How to Match Products with AI

Post Image

The Product LLM specializes in product matching, which is the machine learning task that involves classifying whether two product descriptions correspond to the same real-world product. Across various testing sets, our model achieves 95% accuracy or more on high-certainty cases. We achieved this by leveraging the latest research, aggregating a large dataset of manually scored products, and experimenting with our own techniques.

In this article, we will share how a product matching AI is built. However, the easiest way to match products with AI is actually to head to our API playground and try our model for free. Our documentation covers how to match products with our service.

Building a product matching AI

Matching products is well suited to large language models, as discussed in this article. Thus, we'll need to start with a large language model (LLM) from one of the many providers. We won't cover the basics for using large language models, but you can reference the latest ChatGPT model to get started.
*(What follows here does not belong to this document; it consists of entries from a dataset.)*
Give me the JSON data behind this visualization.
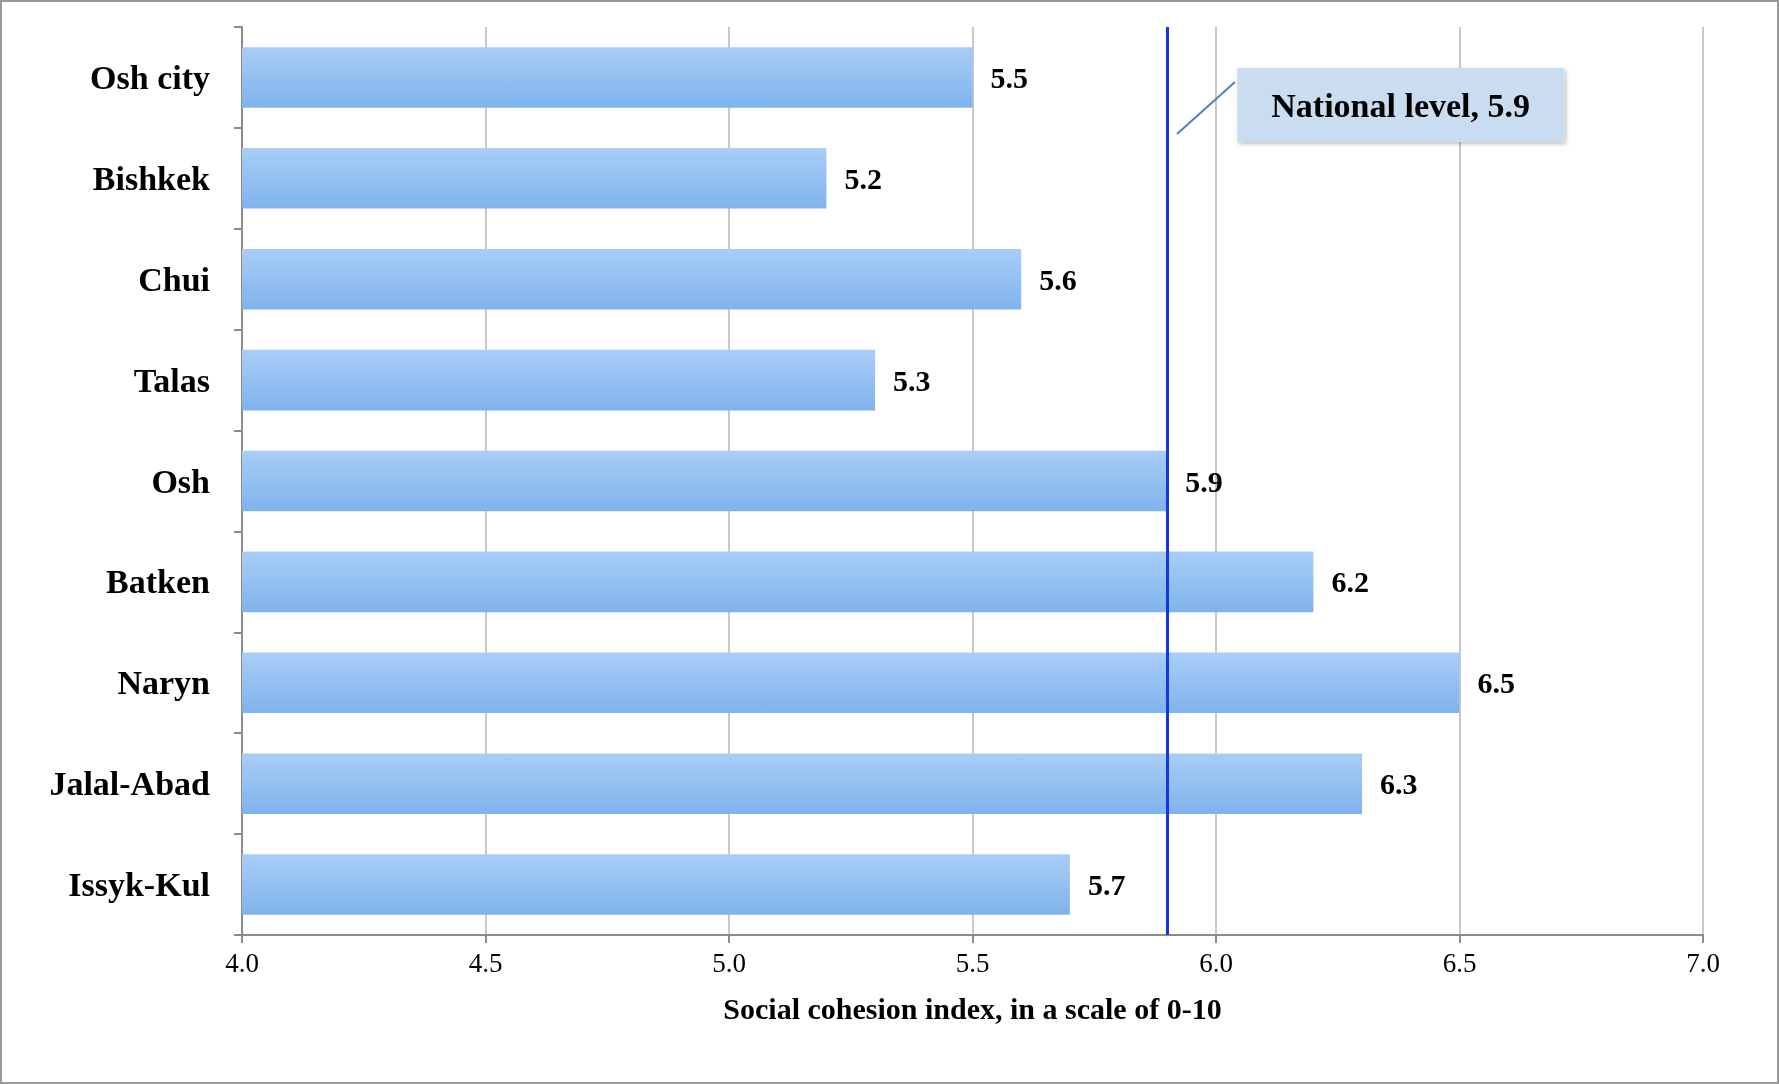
{
  "chart_data": {
    "type": "bar",
    "orientation": "horizontal",
    "xlabel": "Social cohesion index, in a scale of 0-10",
    "categories": [
      "Osh city",
      "Bishkek",
      "Chui",
      "Talas",
      "Osh",
      "Batken",
      "Naryn",
      "Jalal-Abad",
      "Issyk-Kul"
    ],
    "values": [
      5.5,
      5.2,
      5.6,
      5.3,
      5.9,
      6.2,
      6.5,
      6.3,
      5.7
    ],
    "color": "#7fb3ec",
    "data_labels": true,
    "xlim": [
      4.0,
      7.0
    ],
    "xticks": [
      {
        "value": 4,
        "label": "4.0"
      },
      {
        "value": 4.5,
        "label": "4.5"
      },
      {
        "value": 5,
        "label": "5.0"
      },
      {
        "value": 5.5,
        "label": "5.5"
      },
      {
        "value": 6,
        "label": "6.0"
      },
      {
        "value": 6.5,
        "label": "6.5"
      },
      {
        "value": 7,
        "label": "7.0"
      }
    ],
    "grid": "x",
    "ref_lines": [
      {
        "axis": "x",
        "value": 5.9,
        "label": "National level, 5.9",
        "color": "#1438e0",
        "line_style": "solid"
      }
    ]
  }
}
We recommend using the API format, but the chat interface is available for a quick test.

Now that you have an LLM to prompt, most people start by tweaking a prompt a few times and comparing "improvements" one prompt at a time. Don't fall for this trap! Without a decent sample of tests, you really don't know if your changes are helping or not! Instead, you should actually start by labeling a product matching dataset and building a structured testing and iteration pipeline (see below).

That being said, let's first look at some of the prompts that perform the best.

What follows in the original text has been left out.